Cette situation n'a évidemment plus cours aujourd'hui. L'accumulation d'argent en provenance d'une source particulière, pour un but précis, ne respecte plus les règles de la gestion rationnelle et économique des finances publiques.

Le modèle de compte ménage toutefois la possibilité de gérer ou de créer des financements spéciaux. Il en existe plusieurs à l'Etat de Genève, vestiges de pratiques anciennes ou véritables financements spéciaux destinés à des tâches précises, bien délimitées (traitement des résidus, assainissement des eaux, droit des pauvres, dîme de l'alcool, etc.).

b) Crédit de programme

La nouvelle loi sur la gestion administrative et financière (D 1 9), qui doit entrer en vigueur le 1er janvier 1994, propose à son article 50 un mode de financement pluriannuel de certains groupes de prestations publiques. Appelé crédit cadre ou crédit de programme, ce mode de gestion revient, pour le parlement, à prendre un engagement politique pour une période définie, tout en conservant le contrôle financier de l'opération et la faculté, certes réduite et seulement lorsqu'un intérêt supérieur le justifierait, de moduler les tranches annuelles du budget.

La loi sur l'aide à domicile, entrée en vigueur le 10 mars 1992, est exemplaire d'un tel fonctionnement.

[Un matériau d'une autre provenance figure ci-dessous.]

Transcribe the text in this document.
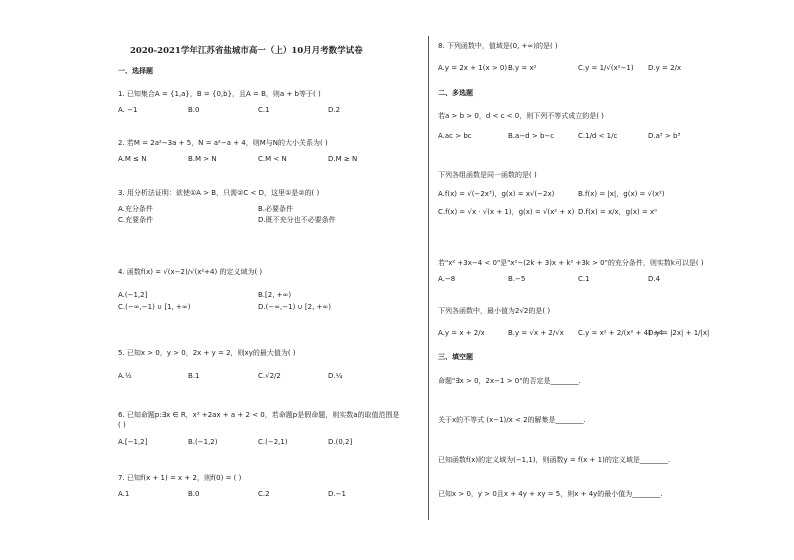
2020-2021学年江苏省盐城市高一（上）10月月考数学试卷
一、选择题
1. 已知集合A = {1,a}，B = {0,b}，且A = B，则a + b等于( )
A. −1	B.0	C.1	D.2
2. 若M = 2a²−3a + 5，N = a²−a + 4，则M与N的大小关系为( )
A.M ≤ N	B.M > N	C.M < N	D.M ≥ N
3. 用分析法证明：欲使①A > B，只需②C < D，这里①是②的( )
A.充分条件	B.必要条件
C.充要条件	D.既不充分也不必要条件
4. 函数f(x) = √(x−2)/√(x²+4) 的定义域为( )
A.(−1,2]	B.[2, +∞)
C.(−∞,−1) ∪ [1, +∞)	D.(−∞,−1) ∪ [2, +∞)
5. 已知x > 0，y > 0，2x + y = 2，则xy的最大值为( )
A.½	B.1	C.√2/2	D.¼
6. 已知命题p:∃x ∈ R，x² +2ax + a + 2 < 0，若命题p是假命题，则实数a的取值范围是
( )
A.[−1,2]	B.(−1,2)	C.(−2,1)	D.(0,2]
7. 已知f(x + 1) = x + 2，则f(0) = ( )
A.1	B.0	C.2	D.−1
8. 下列函数中，值域是(0, +∞)的是( )
A.y = 2x + 1(x > 0) B.y = x²	C.y = 1/√(x²−1) D.y = 2/x
二、多选题
若a > b > 0，d < c < 0，则下列不等式成立的是( )
A.ac > bc	B.a−d > b−c	C.1/d < 1/c	D.a³ > b³
下列各组函数是同一函数的是( )
A.f(x) = √(−2x³)，g(x) = x√(−2x)	B.f(x) = |x|，g(x) = √(x²)
C.f(x) = √x · √(x + 1)，g(x) = √(x² + x) D.f(x) = x/x，g(x) = x⁰
若"x² +3x−4 < 0"是"x²−(2k + 3)x + k² +3k > 0"的充分条件，则实数k可以是( )
A.−8	B.−5	C.1	D.4
下列各函数中，最小值为2√2的是( )
A.y = x + 2/x	B.y = √x + 2/√x C.y = x² + 2/(x² + 4) +4
D.y = |2x| + 1/|x|
三、填空题
命题"∃x > 0，2x−1 > 0"的否定是________.
关于x的不等式 (x−1)/x < 2的解集是________.
已知函数f(x)的定义域为(−1,1)，则函数y = f(x + 1)的定义域是________.
已知x > 0，y > 0且x + 4y + xy = 5，则x + 4y的最小值为________.
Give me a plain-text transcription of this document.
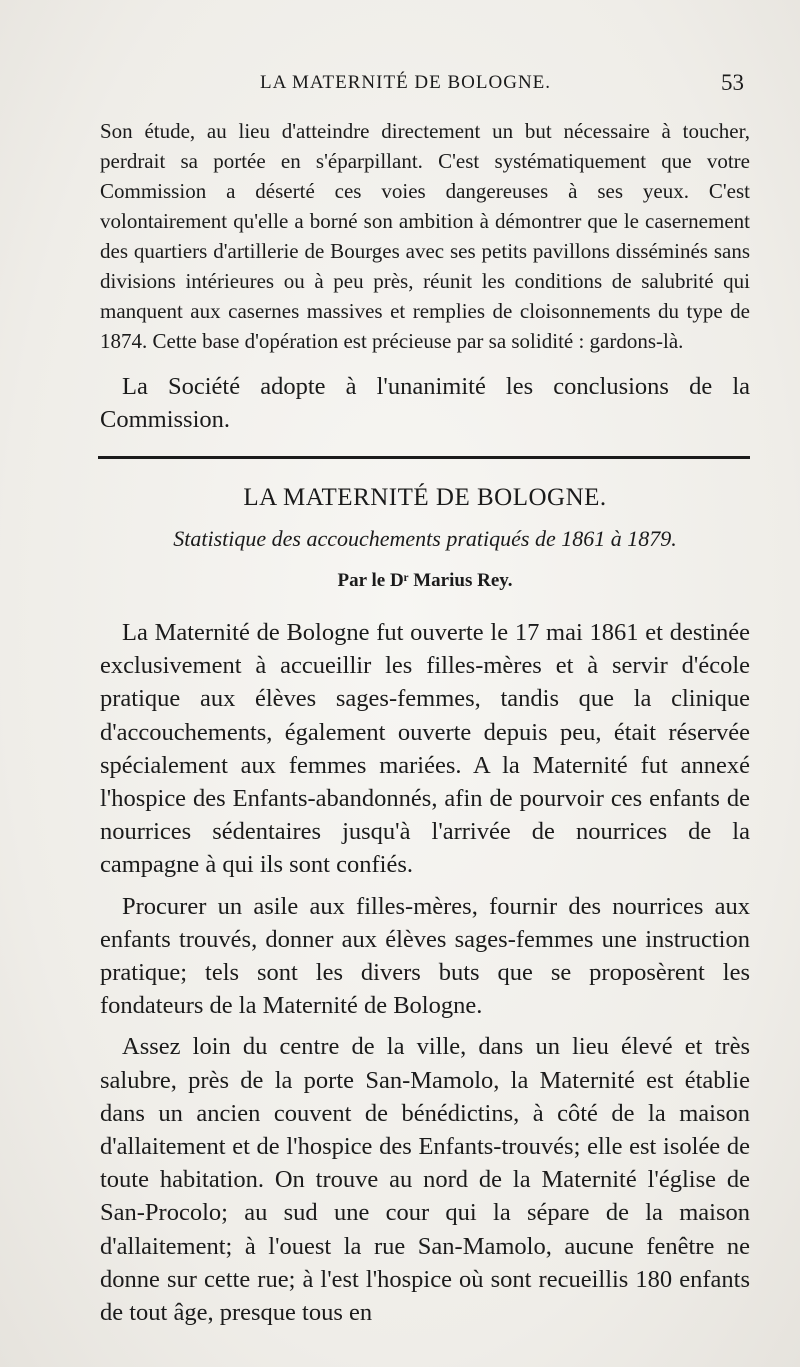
LA MATERNITÉ DE BOLOGNE.	53

Son étude, au lieu d'atteindre directement un but nécessaire à toucher, perdrait sa portée en s'éparpillant. C'est systématiquement que votre Commission a déserté ces voies dangereuses à ses yeux. C'est volontairement qu'elle a borné son ambition à démontrer que le casernement des quartiers d'artillerie de Bourges avec ses petits pavillons disséminés sans divisions intérieures ou à peu près, réunit les conditions de salubrité qui manquent aux casernes massives et remplies de cloisonnements du type de 1874. Cette base d'opération est précieuse par sa solidité : gardons-là.

La Société adopte à l'unanimité les conclusions de la Commission.

LA MATERNITÉ DE BOLOGNE.
Statistique des accouchements pratiqués de 1861 à 1879.
Par le Dʳ Marius Rey.

La Maternité de Bologne fut ouverte le 17 mai 1861 et destinée exclusivement à accueillir les filles-mères et à servir d'école pratique aux élèves sages-femmes, tandis que la clinique d'accouchements, également ouverte depuis peu, était réservée spécialement aux femmes mariées. A la Maternité fut annexé l'hospice des Enfants-abandonnés, afin de pourvoir ces enfants de nourrices sédentaires jusqu'à l'arrivée de nourrices de la campagne à qui ils sont confiés.

Procurer un asile aux filles-mères, fournir des nourrices aux enfants trouvés, donner aux élèves sages-femmes une instruction pratique; tels sont les divers buts que se proposèrent les fondateurs de la Maternité de Bologne.

Assez loin du centre de la ville, dans un lieu élevé et très salubre, près de la porte San-Mamolo, la Maternité est établie dans un ancien couvent de bénédictins, à côté de la maison d'allaitement et de l'hospice des Enfants-trouvés; elle est isolée de toute habitation. On trouve au nord de la Maternité l'église de San-Procolo; au sud une cour qui la sépare de la maison d'allaitement; à l'ouest la rue San-Mamolo, aucune fenêtre ne donne sur cette rue; à l'est l'hospice où sont recueillis 180 enfants de tout âge, presque tous en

Les montants des subventions accordés à l'extension de l'aide à domicile sont inscrits dans une disposition transitoire à la loi, pour 4 ans.

Le budget cadre ainsi proposé reste sous contrôle du parlement : les tranches annuelles sont libérées, après examen du rapport annuel remis à la commission des affaires sociales.

Ce n'est en fait qu'au moment d'apprécier la question de la couverture financière du crédit cadre, en vertu de l'article 96 de la constitution genevoise (principe repris et développé par l'article 46 de la loi sur la gestion administrative et financière), que le législateur s'est rallié à l'idée d'inscrire dans la loi sur les soins à domicile un centime additionnel. La simultanéité de la loi et de son financement ont pu faire croire qu'il s'agit d'un centime affecté, alors que ce n'est pas le cas formellement.

Selon le rapport de la commission des affaires sociales, l'inscription dans la loi du centime additionnel poursuit deux objectifs :

«1. Garantir le subventionnement : même s'il ne s'agit pas d'un centime affecté au sens formel du terme, la votation populaire acceptant la loi dans son ensemble fera augmenter la contrainte morale sur le pouvoir politique en charge du budget.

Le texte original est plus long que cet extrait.